Predicting Surgical Outcome in Temporal Lobe Epilepsy Utilizing Non-Invasive Markers with Functional Imaging and Scalp EEG
Abstract number :
1.311
Submission category :
9. Surgery / 9A. Adult
Year :
2021
Submission ID :
1825544
Source :
www.aesnet.org
Presentation date :
12/4/2021 12:00:00 PM
Published date :
Nov 22, 2021, 06:43 AM
Authors :
Layton Lamsam, MD - Yale University School of Medicine - Department of Neurosurgery; Jennifer Percy, MD - Department of Neurology, Yale School of Medicine; John Chiari, BS - Department of Neurosurgery, Yale School of Medicine; Jagriti Arora, MS - Department of Radiology and Biomedical Imaging, Yale School of Medicine; Colin Young, MD - Department of Radiology and Biomedical Imaging, Yale School of Medicine; Mauricio Mandel Brigido, MD, PhD - Department of Neurosurgery, Yale School of Medicine; Todd Constable, MD - Department of Radiology and Biomedical Imaging, Yale School of Medicine; Ming-Kai Chen, MD - Department of Radiology and Biomedical Imaging, Yale School of Medicine; Eyiyemisi Damisah, MD - Department of Neurosurgery, Yale School of Medicine; Dennis Spencer, MD - Department of Neurosurgery, Yale School of Medicine; Pue Farooque, DO - Department of Neurology, Yale School of Medicine
Rationale: Our group recently published on predictors of surgical failure in patients undergoing temporal lobectomy and found that rapid spread of seizures outside of resection margins (< 10 seconds) on intracranial electroencephalography (iEEG) was highly predictive of surgical failure.1 Given these findings, we sought to evaluate the predictive value of non-invasive markers (scalp EEG and functional imaging) on surgical outcome after temporal lobectomy.

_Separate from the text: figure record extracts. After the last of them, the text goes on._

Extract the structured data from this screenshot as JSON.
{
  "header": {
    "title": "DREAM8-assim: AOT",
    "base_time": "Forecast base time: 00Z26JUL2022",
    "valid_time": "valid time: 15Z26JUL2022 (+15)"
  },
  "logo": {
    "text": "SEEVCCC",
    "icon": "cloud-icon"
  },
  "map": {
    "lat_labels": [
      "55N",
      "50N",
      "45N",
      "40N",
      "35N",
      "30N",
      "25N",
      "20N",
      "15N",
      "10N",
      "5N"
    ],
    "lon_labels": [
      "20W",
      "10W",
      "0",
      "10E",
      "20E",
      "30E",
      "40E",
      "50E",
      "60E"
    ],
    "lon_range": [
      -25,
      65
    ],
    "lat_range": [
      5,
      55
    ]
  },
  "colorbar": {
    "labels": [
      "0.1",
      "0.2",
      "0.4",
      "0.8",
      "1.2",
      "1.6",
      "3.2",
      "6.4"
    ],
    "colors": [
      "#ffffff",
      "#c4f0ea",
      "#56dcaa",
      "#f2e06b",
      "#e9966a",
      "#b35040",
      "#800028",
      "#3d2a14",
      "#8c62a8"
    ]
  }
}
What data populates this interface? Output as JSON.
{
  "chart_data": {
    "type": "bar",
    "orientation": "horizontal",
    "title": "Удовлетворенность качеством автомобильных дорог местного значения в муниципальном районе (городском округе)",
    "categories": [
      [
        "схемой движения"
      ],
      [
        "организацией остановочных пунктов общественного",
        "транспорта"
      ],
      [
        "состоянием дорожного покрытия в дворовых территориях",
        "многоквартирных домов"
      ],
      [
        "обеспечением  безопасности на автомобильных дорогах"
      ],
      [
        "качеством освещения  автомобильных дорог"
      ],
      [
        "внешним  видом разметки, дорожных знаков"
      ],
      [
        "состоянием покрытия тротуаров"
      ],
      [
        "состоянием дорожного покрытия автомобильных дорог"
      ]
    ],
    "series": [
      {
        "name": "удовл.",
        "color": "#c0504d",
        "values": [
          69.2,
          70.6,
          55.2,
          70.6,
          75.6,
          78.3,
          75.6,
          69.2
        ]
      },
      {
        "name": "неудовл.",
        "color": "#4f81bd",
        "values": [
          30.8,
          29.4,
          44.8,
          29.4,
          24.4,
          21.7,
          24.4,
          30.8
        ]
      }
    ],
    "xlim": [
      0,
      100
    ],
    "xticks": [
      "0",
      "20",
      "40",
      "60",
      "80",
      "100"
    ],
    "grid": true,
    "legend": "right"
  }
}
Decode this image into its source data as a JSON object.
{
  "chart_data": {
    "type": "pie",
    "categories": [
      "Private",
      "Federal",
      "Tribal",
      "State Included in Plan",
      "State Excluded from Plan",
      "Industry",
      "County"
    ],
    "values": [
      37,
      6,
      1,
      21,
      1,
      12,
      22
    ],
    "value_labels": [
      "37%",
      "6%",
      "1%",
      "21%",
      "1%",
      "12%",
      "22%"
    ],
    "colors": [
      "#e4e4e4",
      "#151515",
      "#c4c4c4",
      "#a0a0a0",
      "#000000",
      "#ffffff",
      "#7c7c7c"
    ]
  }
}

Methods: The Yale Epilepsy Databank was reviewed for temporal lobectomy patients whose pre-surgical evaluation consisted of scalp EEG, quantitative positron emission tomography (qPET), and resting state functional magnetic resonance imaging (fMRI) between 2007 – 2019. Post-surgical outcome (at a minimum of one-year follow-up) was classified as good (International League Against Epilepsy (ILAE) Class 1 – 2) and poor (ILAE Class 3 – 5). Scalp interictal and ictal EEG was reviewed independently by two epileptologists and seizure spread was classified as lateralized (involvement of two or more lobes) or contralateral (involvement of the opposite hemisphere). Flurodeoxyglucose-PET (FDG-PET) was compared to a group of controls without epilepsy to generate qPET with z-scores for all anatomic regions. Resting state fMRI data was compared to age-matched controls to create z-scores for all anatomic regions. Univariate significance tests were used to select candidate features (threshold p < 0.05), which were then centered and scaled. Elastic-net regression was used for classification of surgical outcome. Leave-one-out cross-validation (LOOCV) was used for training on the first 25 consecutive patients. The model was internally validated on the last 10 consecutive patients.